Everyone wants in on education reform–especially with regard to performance evaluation. Advocacy groups, philanthropists, and policymakers all have interests in boosting teacher effectiveness through teacher evaluations.
Amid these teacher evaluation reforms is one constant: The teachers who care about their evaluations. They want meaningful teaching feedback that recognizes their efforts, not just the results of student test score data. They want support of their personal/professional goals and the guidance to realize them. They want encouragement to try new things and recognition for teaching’s top milestones such as National Board Certification.
Whether you’re a novice or veteran teacher, there are many things you can learn from observations and supervisor evaluations. Here are four takeaways to make the most of them.
- Be Open to Constructive Feedback
Criticism can be a good thing. My most helpful supervisors left notes with positive feedback, visited often, and acknowledged strengths. They provided a culture that supports teachers' growth and worked with me on setting goals for improvement. Their constructive criticism led to new professional development opportunities. Yes, it can be difficult to hear criticism of any sort, but the best administrators took the time to establish a relationship of trust and professional growth to help me become a better teacher.

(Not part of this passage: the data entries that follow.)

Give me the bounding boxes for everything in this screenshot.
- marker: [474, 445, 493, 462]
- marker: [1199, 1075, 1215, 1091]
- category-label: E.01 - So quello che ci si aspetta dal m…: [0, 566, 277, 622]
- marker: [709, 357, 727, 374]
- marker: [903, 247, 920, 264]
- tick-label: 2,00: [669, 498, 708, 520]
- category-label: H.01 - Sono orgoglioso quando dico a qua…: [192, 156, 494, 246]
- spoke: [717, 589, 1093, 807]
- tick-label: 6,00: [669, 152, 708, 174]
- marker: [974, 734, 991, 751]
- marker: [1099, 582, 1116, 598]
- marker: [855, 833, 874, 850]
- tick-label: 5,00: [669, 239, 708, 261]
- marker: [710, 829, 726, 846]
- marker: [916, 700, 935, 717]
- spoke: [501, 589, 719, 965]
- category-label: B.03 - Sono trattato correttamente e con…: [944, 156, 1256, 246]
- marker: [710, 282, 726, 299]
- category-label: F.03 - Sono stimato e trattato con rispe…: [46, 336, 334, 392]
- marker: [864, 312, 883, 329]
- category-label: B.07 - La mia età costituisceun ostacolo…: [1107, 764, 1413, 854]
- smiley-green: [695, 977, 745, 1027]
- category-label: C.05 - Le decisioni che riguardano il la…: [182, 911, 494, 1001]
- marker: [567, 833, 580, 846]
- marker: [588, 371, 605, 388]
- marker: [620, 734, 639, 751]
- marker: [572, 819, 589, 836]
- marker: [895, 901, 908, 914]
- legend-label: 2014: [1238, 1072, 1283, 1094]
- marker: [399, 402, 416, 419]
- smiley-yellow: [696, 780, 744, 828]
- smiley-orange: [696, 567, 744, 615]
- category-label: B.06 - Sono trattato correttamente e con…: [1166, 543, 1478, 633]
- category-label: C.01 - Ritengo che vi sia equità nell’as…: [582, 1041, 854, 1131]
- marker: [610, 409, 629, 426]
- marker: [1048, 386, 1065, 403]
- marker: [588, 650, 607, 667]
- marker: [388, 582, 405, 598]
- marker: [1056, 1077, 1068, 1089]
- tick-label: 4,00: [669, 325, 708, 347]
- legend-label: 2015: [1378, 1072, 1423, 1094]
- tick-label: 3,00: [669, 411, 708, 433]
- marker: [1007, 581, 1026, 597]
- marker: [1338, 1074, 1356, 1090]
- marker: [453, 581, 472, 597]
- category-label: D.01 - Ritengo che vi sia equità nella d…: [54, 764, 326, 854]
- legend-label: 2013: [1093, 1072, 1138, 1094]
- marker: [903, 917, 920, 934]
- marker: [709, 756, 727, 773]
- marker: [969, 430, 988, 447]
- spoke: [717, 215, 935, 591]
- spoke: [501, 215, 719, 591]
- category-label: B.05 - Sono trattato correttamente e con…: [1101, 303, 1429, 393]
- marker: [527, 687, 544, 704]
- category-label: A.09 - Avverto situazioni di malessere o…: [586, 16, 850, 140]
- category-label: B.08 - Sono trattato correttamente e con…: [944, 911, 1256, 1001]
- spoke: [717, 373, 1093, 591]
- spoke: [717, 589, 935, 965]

- Cultivate Growth and Improvement
Your perception of yourself may differ from how others view you. Even when we think we understand how others see us, we can be wrong. In her fascinating book, Insight, psychologist Dr. Tasha Eurich explains how it’s rare to get candid, objective data on what we’re doing well and where we can improve. She elaborates on the numerous barriers to self-awareness and details how “outside eyes” can help us succeed at work and in life.
- Engage in Self-Analysis
Not your year for a formal evaluation? Reflect on your teaching. Reflecting for five or ten minutes at the end of each day builds new teaching skills. Jot down notes and begin to implement small changes based on patterns or trends within these reflections. Analyzing your daily accomplishments leads to creative ideas and/or actions that can reframe issues and perspectives. Like any new endeavor, the reflective process takes practice to become a permanent fixture, but daily practice yields a more proactive mindset.
- Be Your Own Observer
Being a student of those around us is an alternate form of observation. Learning from other teachers is a valuable practice. Colleagues taught me the best teaching practices through example by:
- Engaging in conversations about lesson activities that “worked” or didn’t work.
- Sharing suggestions to motivate challenging students.
- Observing and modeling effective teaching behavior.
- Welcoming me into their classrooms.
Does the observation/evaluation process help you think differently about your teaching? How have you approached observations?